OPINION10 May 2021

All that glitters is not gold

Data analytics Opinion

Ryan Howard looks at the principles underpinning market research’s most successful data science innovations.

Glitter sparkle data_crop

It’s time to face facts. Building data science products is a risky affair. Few ideas gain traction and those that do are short-lived. Even the flushest among us struggle to compete. When we dare, our punts arrive as either unsound, redundant, or as one of many in a maturing market.

All the while, we’re barraged by stories of great triumph, syrupy press releases that will never mention return on investment. We know why, though. Without exclusive rights to rare data, it’s a tune which repeats itself with abandon.

As its tempo quickens and more analytics platforms join the fray, our choice is to work harder and cheaper, and in doing so, rinse our industry of all remaining research craft… or continue to innovate, where our highest ambition can only be to co-habit the data industry politely. The third option is to license ever more software, adding overhead without competitive advantage – good luck with that.

So, it raises tougher questions: what are the ingredients of a lucrative analytics offer? Where might our small teams venture where enterprise software cannot? How can we differentiate what we build from self-serve? In the cold light of day, the answers are so direly mundane that they fly in the face of what Silicon Valley would have us believe. Whether you’re head of marketing or a graduate analyst about to run your first logistic regression, developing your own analytical capital will share these four patterns:

Consolidation, never exploration

Our most compelling analytics offers grew by leveraging existing revenue streams where the goal posts did not shift; the business cases are self-evident. They landed with immediate impact, addressing current pains instead of selling new ideas or adding workload.

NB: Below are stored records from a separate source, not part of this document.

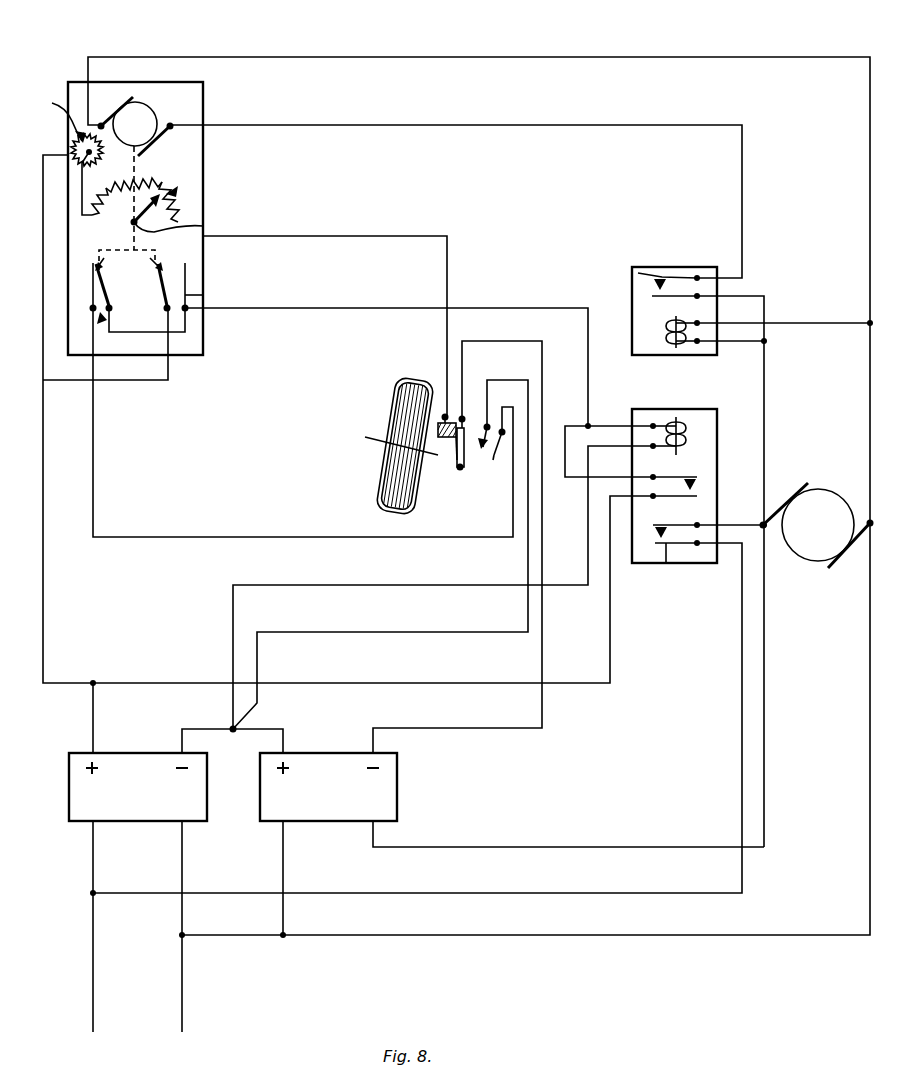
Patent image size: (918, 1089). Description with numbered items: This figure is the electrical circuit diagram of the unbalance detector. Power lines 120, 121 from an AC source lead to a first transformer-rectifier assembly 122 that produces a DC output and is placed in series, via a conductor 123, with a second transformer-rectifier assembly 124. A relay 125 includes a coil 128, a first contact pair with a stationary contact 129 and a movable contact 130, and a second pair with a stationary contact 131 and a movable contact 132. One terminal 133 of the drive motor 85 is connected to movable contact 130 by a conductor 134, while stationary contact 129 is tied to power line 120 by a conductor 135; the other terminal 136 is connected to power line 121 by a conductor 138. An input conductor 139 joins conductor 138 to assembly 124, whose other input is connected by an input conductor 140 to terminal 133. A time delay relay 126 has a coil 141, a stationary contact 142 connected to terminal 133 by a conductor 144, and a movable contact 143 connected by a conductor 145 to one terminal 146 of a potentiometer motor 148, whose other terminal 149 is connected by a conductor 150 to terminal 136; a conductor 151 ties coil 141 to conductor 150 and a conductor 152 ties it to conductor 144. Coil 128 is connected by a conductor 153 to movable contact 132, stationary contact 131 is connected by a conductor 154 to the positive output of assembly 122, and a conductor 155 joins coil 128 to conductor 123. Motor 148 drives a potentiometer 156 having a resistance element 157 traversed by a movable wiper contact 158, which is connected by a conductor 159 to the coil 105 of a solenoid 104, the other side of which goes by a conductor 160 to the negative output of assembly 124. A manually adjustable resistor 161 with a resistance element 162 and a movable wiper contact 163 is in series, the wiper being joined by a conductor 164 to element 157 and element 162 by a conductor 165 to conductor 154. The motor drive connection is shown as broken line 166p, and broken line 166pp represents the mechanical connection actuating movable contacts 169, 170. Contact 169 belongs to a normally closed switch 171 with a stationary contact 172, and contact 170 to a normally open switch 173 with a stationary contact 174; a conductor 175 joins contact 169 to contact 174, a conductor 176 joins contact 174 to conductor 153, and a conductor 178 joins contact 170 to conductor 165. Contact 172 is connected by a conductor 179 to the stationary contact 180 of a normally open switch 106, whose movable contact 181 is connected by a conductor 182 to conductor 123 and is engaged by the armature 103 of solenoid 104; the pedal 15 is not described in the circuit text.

The accelerator pedal 15 is at (374, 477).
The drive motor 85 is at (850, 492).
The armature 103 is at (466, 450).
The solenoid 104 is at (445, 447).
The coil 105 is at (446, 457).
The normally open switch 106 is at (491, 456).
The power line 120 is at (93, 1000).
The power line 121 is at (182, 1000).
The first transformer-rectifier assembly 122 is at (154, 755).
The conductor 123 is at (266, 732).
The second transformer-rectifier assembly 124 is at (344, 755).
The relay 125 is at (683, 570).
The time delay relay 126 is at (665, 258).
The coil 128 is at (690, 436).
The stationary contact 129 is at (666, 564).
The movable contact 130 is at (678, 524).
The stationary contact 131 is at (672, 498).
The movable contact 132 is at (680, 476).
The terminal 133 is at (766, 532).
The conductor 134 is at (754, 528).
The conductor 135 is at (742, 715).
The terminal 136 is at (862, 534).
The conductor 138 is at (870, 790).
The input conductor 139 is at (283, 866).
The input conductor 140 is at (565, 847).
The coil 141 is at (658, 324).
The stationary contact 142 is at (650, 296).
The movable contact 143 is at (636, 274).
The conductor 144 is at (776, 316).
The conductor 145 is at (554, 124).
The terminal 146 is at (170, 123).
The potentiometer motor 148 is at (150, 114).
The terminal 149 is at (101, 121).
The conductor 150 is at (465, 57).
The conductor 151 is at (813, 323).
The conductor 152 is at (736, 344).
The conductor 153 is at (610, 426).
The conductor 154 is at (93, 692).
The conductor 155 is at (383, 585).
The potentiometer 156 is at (173, 190).
The resistance element 157 is at (162, 182).
The movable wiper contact 158 is at (186, 214).
The conductor 159 is at (368, 236).
The conductor 160 is at (526, 341).
The manually adjustable resistor 161 is at (54, 104).
The resistance element 162 is at (72, 142).
The movable wiper contact 163 is at (121, 182).
The conductor 164 is at (78, 204).
The conductor 165 is at (43, 583).
The drive connection 166p is at (115, 202).
The mechanical connection 166pp is at (129, 261).
The movable contact 169 is at (109, 294).
The movable contact 170 is at (160, 279).
The normally closed switch 171 is at (101, 320).
The stationary contact 172 is at (92, 316).
The normally open switch 173 is at (196, 278).
The stationary contact 174 is at (203, 293).
The conductor 175 is at (157, 332).
The conductor 176 is at (364, 306).
The conductor 178 is at (146, 380).
The conductor 179 is at (202, 537).
The stationary contact 180 is at (490, 429).
The movable contact 181 is at (484, 420).
The conductor 182 is at (378, 632).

Teams were never hot-housed away in lab coats but lived the realities of commercial research. This eclipses anything owed to ‘blue-sky thinking’ – whom we always invite to the party, but secretly hope doesn’t show. Too many times this fickle friend drank the good stuff then left without paying the bill.

Shared responsibility

The hassle-free option is to put your faith in a technical whizz. They plough ahead but the trap is soon sprung. The demand for these folks is eye watering; they don’t stick around, their work never resurrected. When teams progress slowly, stability and ownership are maintained. Shared knowledge and thorough documentation are the hallmarks of intellectual property – not code bases which, for performance and security reasons, need overhauling every few years. Code alone is fool’s gold.

Prototyping and iteration

Without incremental improvement, enthusiasm wanes overnight unless sharp bursts of work gather momentum and interest. Teams follow a flexible map, sans drum-rolls and curtain reveals. Agile is the watchword. This turns out to be the only way of delivering something not already two years behind the competition, chock-full of features initially requested, but for which no one truly cares, nor is willing to fund.

Creative assembly

In my arrogance, I spent years sweating away on novel ideas, only for computer science students, half the world away, to share better versions as throwaway mid-term submissions. Again, and again, I would hang my head as their code hummed into life on my server. It took me too long to accept this as the rule.

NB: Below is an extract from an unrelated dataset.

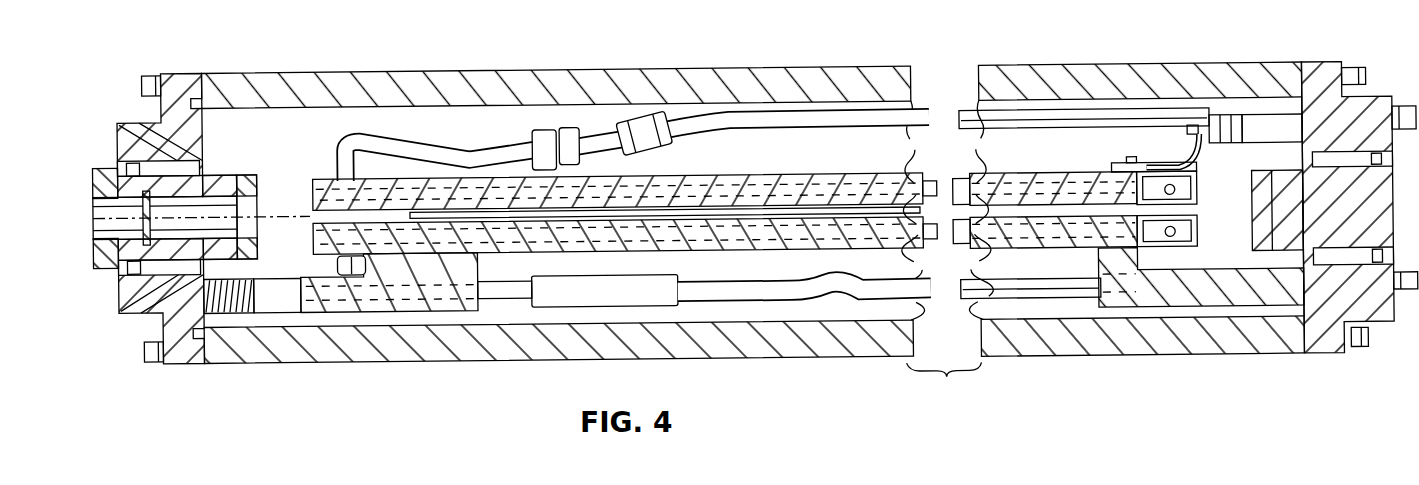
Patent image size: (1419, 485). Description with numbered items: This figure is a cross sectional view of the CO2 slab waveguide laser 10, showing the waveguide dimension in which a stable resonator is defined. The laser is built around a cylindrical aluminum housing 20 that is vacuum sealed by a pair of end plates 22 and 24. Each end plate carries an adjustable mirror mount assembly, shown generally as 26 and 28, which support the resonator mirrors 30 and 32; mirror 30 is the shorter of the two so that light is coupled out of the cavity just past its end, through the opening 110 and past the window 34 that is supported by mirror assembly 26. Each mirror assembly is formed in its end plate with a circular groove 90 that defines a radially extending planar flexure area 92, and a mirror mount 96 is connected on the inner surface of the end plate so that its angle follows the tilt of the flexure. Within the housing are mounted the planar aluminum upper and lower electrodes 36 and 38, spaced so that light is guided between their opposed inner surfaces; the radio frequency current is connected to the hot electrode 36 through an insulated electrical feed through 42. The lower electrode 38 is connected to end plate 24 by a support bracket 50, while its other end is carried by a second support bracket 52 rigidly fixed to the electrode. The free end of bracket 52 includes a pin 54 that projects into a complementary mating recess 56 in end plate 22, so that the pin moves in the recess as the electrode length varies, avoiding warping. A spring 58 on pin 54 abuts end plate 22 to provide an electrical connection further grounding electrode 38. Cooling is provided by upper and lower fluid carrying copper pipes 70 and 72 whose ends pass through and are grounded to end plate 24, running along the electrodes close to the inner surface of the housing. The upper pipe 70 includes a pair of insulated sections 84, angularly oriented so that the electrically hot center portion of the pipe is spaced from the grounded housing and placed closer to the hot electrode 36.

But I’ve also been privileged to work on equally original propositions. The ones that shine most brightly didn’t break new ground or reinvent the wheel. My colleague Frank Hedler and I were once pinned in front of Research Live’s innovation award panel, Dragons’ Den style, and I paraphrase, “But isn’t this just mostly open source?” We smiled and nodded.

Ultimately, humility must be our niche; this industry has never humoured scores of programmers in five-year development cycles. It rewards mashing up obscure and freely available code snippets, and shamelessly piggybacking on big tech’s services. It cries for a modicum of restraint before setting sail to frontiers new in the hunt for buried treasures, and an appreciation for the economics of the less flashy and focused.

The usual investment template does not sit comfortably within any data ecosystem, less so, in market research. In denial, or in search of an alternative blueprint, one might point to the top research platforms – though couldn’t, without discounting their commitment and silent failure rate; they’ve been digging away for 20 years. Artificial intelligence startups they are not.

The marketing tech race has made building tailored analytics propositions a prerequisite to the next chapter of our story. Its pages are a litany of blistering invention, little gems that inform everything marketers do quantitatively, indeed a great deal of what is now termed applied data science. It is why we always have shiny things.

This would not square if it weren’t for our four enduring success patterns. They guard our way still. Elsewhere, flopping data science programmes are cartoon memes.

It turns out that being constantly under pressure to demonstrate our worth, defend limited budgets and test ideas at the coalface, as we switch tack from one project to the next, is our serious strength. We cannot afford to sustain data science teams for show, nor kid ourselves that all data has value because evidence matters. It makes us less eager to entertain pipe dreams. It forces our hand on the ripcord while the less data-savvy sleepwalk into the next round of funding. Under these tempering conditions, and these alone, we’re surprisingly good at producing diamonds.